COSAS DE MI PUEBLO

Relato con origen : Castronuevo de los Arcos

En mi pueblo, había una costumbre que consistía en abrir una hoja de la puerta principal por la mañana, y cuando alguna casa estaba cerrada era señal de que algo le ocurría al dueño de la misma, por lo que, de forma tácita la primera vecina que pasaba se asomaba para preguntar e interesarse por su dueño. Eso me daba una gran sensación de seguridad, sobre todo cuando mi abuela enviudó, era mayor y vivía sola.

Castronuevo, además de ser un pueblo agrícola, contaba con ganadería variada y los quesos, que constituían un producto típico y apreciado, en un principio los fabricaba y vendía el señor Esteban en su propia casa. Recuerdo el olor penetrante a suero al pasar por los alrededores, y no olvido el placer con el que lo degustaba mi abuelo unido con uvas (ya se sabe el dicho: "uvas con queso saben a beso"). Años más tarde la fama y calidad de este producto ha sido galardonada con la seña de denominación de origen y en la actualidad nadie cuestiona el queso puro de oveja de Zamora, que se elabora en diferentes fábricas de la zona.

Las distracciones eran escasas y el trabajo sin tregua. Los hombres tenían por costumbre, una vez llegaban de los campos o acababan sus tareas con el ganado, de reunirse en los bares del pueblo para tomar café y echar la partida: mus, garrafina, brisca, subastado etc. que, a veces solo era una excusa para pasar un rato de asueto tras una larga jornada de trabajo.

Las mujeres, sin embargo, no tenían entretenimientos conocidos y su vida se centraba en el interior de sus casas. Cuando llegó a algunas, la radio fue un aparato muy útil para ellas y contribuyó a que se formaran las famosas "portaladas", esto es, reunirse a la puerta de la casa un grupo de vecinas que, mientras escuchaban el programa femenino de moda en la época: radionovelas o los famosos "consejos de doña Elena Francis", cosían o hablaban entre ellas.

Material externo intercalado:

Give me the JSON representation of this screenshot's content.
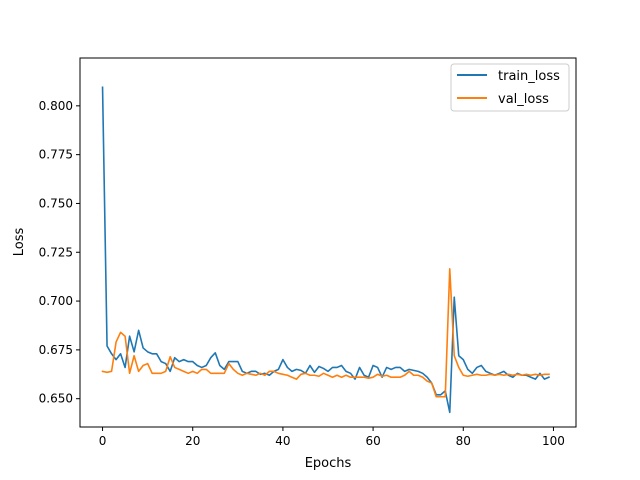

En la España franquista, las cátedras ambulantes de la Sección Femenina contribuyeron a crear expectativas para las mujeres del entorno rural. Iban de pueblo en pueblo y a lo largo de 45 ó 60 días les enseñaban nociones básicas de: puericultura, higiene, economía doméstica, actividades como bordar o hacer manualidades y, por supuesto, un sometimiento al hombre como dueño absoluto, sin cuestionarse su propia libertad como mujeres, ni otra labor que no fuera el trabajar, tener hijos, y abogar por conceptos femeninos básicos como la limpieza, la decencia o el recato que imponía la religión.

A raíz de la proliferación de dichas cátedras, aprendieron a reunirse y a socializarse como grupo. Era una forma de incentivar la vida de aquellas mujeres que no tenían más distracción que un trabajo duro, rutinario y casi siempre sin demasiados alicientes.

Recuerdo con especial cariño a las vecinas que se juntaban en la portalada de casa de mi abuela Tarsila y que, sentadas en círculo, unas en los poyetes de piedra que jalonaban la entrada de la casa y otras en sillas bajas de mimbre, contaban historias, cosían, bordaban y pasaban la tarde. A mí me gustaba escuchar sus anécdotas, participar de las conversaciones o, simplemente enterarme de aquellos relatos de boca de mujeres que me redescubrían un mundo diferente.

A menudo mi abuelo Bernardino se unía al corro a la hora de merendar. ¡Parece que lo estoy viendo, con la rebanada de pan sobre la que ponía un trozo de queso y tocino en una mano, y en la otra el racimo de uvas y la navajita con la que iba cortando pequeñas porciones! Yo le miraba embelesada mientras comía en silencio; después, con un guiño cómplice, me miraba sonriendo a modo de despedida y se marchaba dejando al grupo con su charla.